People always say.... "If you are that unhappy with your life (situation) change it. I have even said this about different people. Looking back on my own situation, it really isn't that easy.

People who don't suffer from weight issues, or food issues don't get that it isn't as easy as pushing back from the table. Now that I have connected my issue with food to something bigger than just liking the taste, I have somewhat of an idea of what a drug addict, alcohol addict, sex addict, etc. must go through. Your drug is something that you use to cope, it is something that you use to numb your pain.

I was sick, blood sugar EXTRA high, blood pressure HIGH, cholestrol HIGH, etc. and I still went to the drug that was making me sick. Food.

After starting this journey, I realize so many things. I realize, that my addiction to food is a symptom, my diabetics, my high blood pressure, these were all symptoms of a much bigger disease. These things were symptoms of the issues that I was avoiding. Those issues from the past, are what was keeping me sick. Loneliness, low self-esteem, low self-worth, not feeling good enough, etc. these were the "evils" that were causing the symptoms. Not dealing with past hurts and past pains caused me to use other things to mask the real problem.

Dealing with the real problem is something that is so hard and is something that I struggle with as soon as I hit a bump in the road. I find myself now experiencing feelings I never thought I would. I actually cry now. I mean, I cry for things I used to roll my eyes at other people for crying about. I laugh now, because I have a hard time excepting that I am actually EXTREMLY sensetive.

I am learning that it is okay to cry, it is okay to let my feelings be hurt. I just don't allow them to stay hurt, I don't blame others for the hurt. I ask myself, Nicole how are you feeling and why? I then take the time to evaluate my feelings. I try to view my feelings from all angles, this is hard, because human nature is to evaluate our feelings from all angles but our own. It is so easy to blame the other person or the other situation, the hard part is looking at our own actions in all situations.
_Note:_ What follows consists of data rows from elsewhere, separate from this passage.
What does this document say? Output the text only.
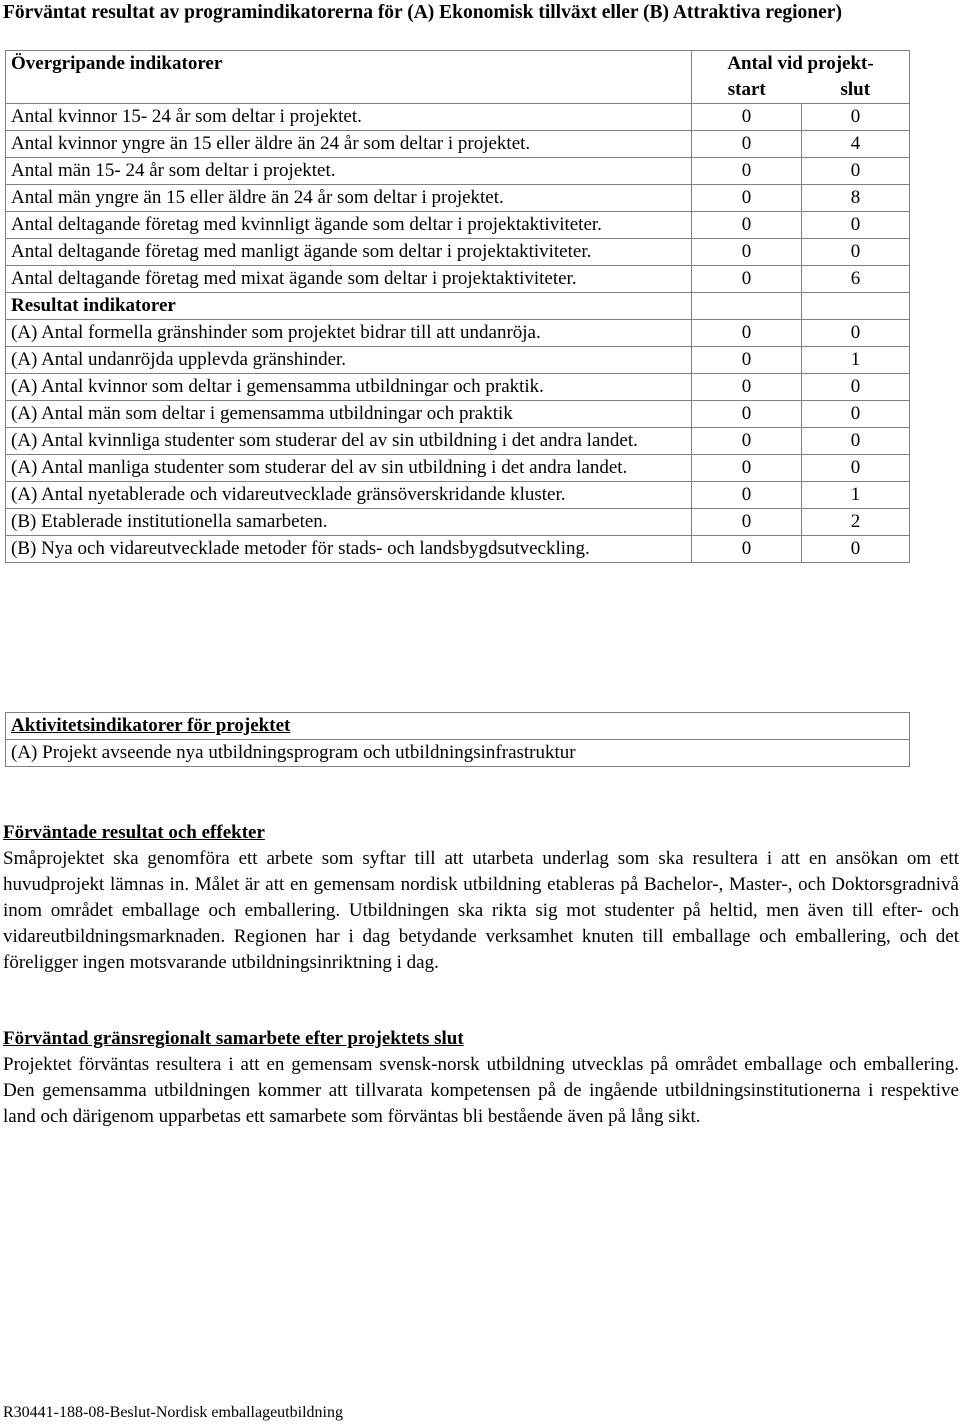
Förväntat resultat av programindikatorerna för (A) Ekonomisk tillväxt eller (B) Attraktiva regioner)
Övergripande indikatorer	Antal vid projekt-	
	start	slut
Antal kvinnor 15- 24 år som deltar i projektet.	0	0
Antal kvinnor yngre än 15 eller äldre än 24 år som deltar i projektet.	0	4
Antal män 15- 24 år som deltar i projektet.	0	0
Antal män yngre än 15 eller äldre än 24 år som deltar i projektet.	0	8
Antal deltagande företag med kvinnligt ägande som deltar i projektaktiviteter.	0	0
Antal deltagande företag med manligt ägande som deltar i projektaktiviteter.	0	0
Antal deltagande företag med mixat ägande som deltar i projektaktiviteter.	0	6
Resultat indikatorer		
(A) Antal formella gränshinder som projektet bidrar till att undanröja.	0	0
(A) Antal undanröjda upplevda gränshinder.	0	1
(A) Antal kvinnor som deltar i gemensamma utbildningar och praktik.	0	0
(A) Antal män som deltar i gemensamma utbildningar och praktik	0	0
(A) Antal kvinnliga studenter som studerar del av sin utbildning i det andra landet.	0	0
(A) Antal manliga studenter som studerar del av sin utbildning i det andra landet.	0	0
(A) Antal nyetablerade och vidareutvecklade gränsöverskridande kluster.	0	1
(B) Etablerade institutionella samarbeten.	0	2
(B) Nya och vidareutvecklade metoder för stads- och landsbygdsutveckling.	0	0
Aktivitetsindikatorer för projektet
(A) Projekt avseende nya utbildningsprogram och utbildningsinfrastruktur
Förväntade resultat och effekter

Småprojektet ska genomföra ett arbete som syftar till att utarbeta underlag som ska resultera i att en ansökan om ett huvudprojekt lämnas in. Målet är att en gemensam nordisk utbildning etableras på Bachelor-, Master-, och Doktorsgradnivå inom området emballage och emballering. Utbildningen ska rikta sig mot studenter på heltid, men även till efter- och vidareutbildningsmarknaden. Regionen har i dag betydande verksamhet knuten till emballage och emballering, och det föreligger ingen motsvarande utbildningsinriktning i dag.

Förväntad gränsregionalt samarbete efter projektets slut

Projektet förväntas resultera i att en gemensam svensk-norsk utbildning utvecklas på området emballage och emballering. Den gemensamma utbildningen kommer att tillvarata kompetensen på de ingående utbildningsinstitutionerna i respektive land och därigenom upparbetas ett samarbete som förväntas bli bestående även på lång sikt.

R30441-188-08-Beslut-Nordisk emballageutbildning
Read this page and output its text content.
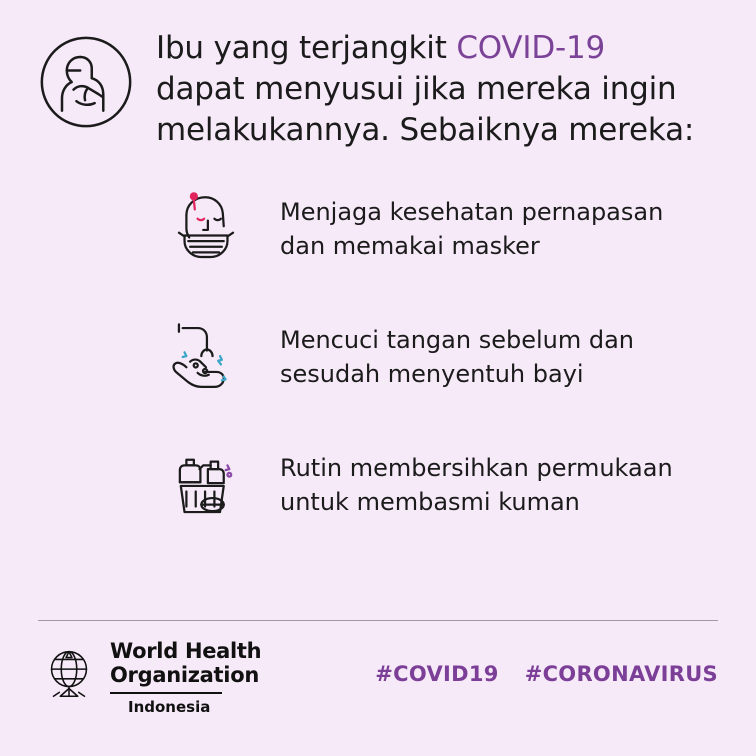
Ibu yang terjangkit COVID-19 dapat menyusui jika mereka ingin melakukannya. Sebaiknya mereka:
Menjaga kesehatan pernapasan dan memakai masker
Mencuci tangan sebelum dan sesudah menyentuh bayi
Rutin membersihkan permukaan untuk membasmi kuman
World Health
Organization
Indonesia
#COVID19 #CORONAVIRUS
I titled this post the end, because it is the end of me blogging about what brought me to the point where it was lose weight or die.

However, it isn't the end of my blog. Many of you want to know about my diet, about my workouts, etc. I will also blog about the new things I am slowly learning to deal with. Like being a fat person stuck in a smaller body............ dealing with how people react to me now, dealing with other peoples issues of me not eating the way I used to eat, dealing with my religious journey and making the spirtual connection with the foods that I ate.

I am tired of talking about my past hurts, I have a few more, but they will be in the book. I am at a point where it is really time to move forward and I look forward to you all taking this new journey with me.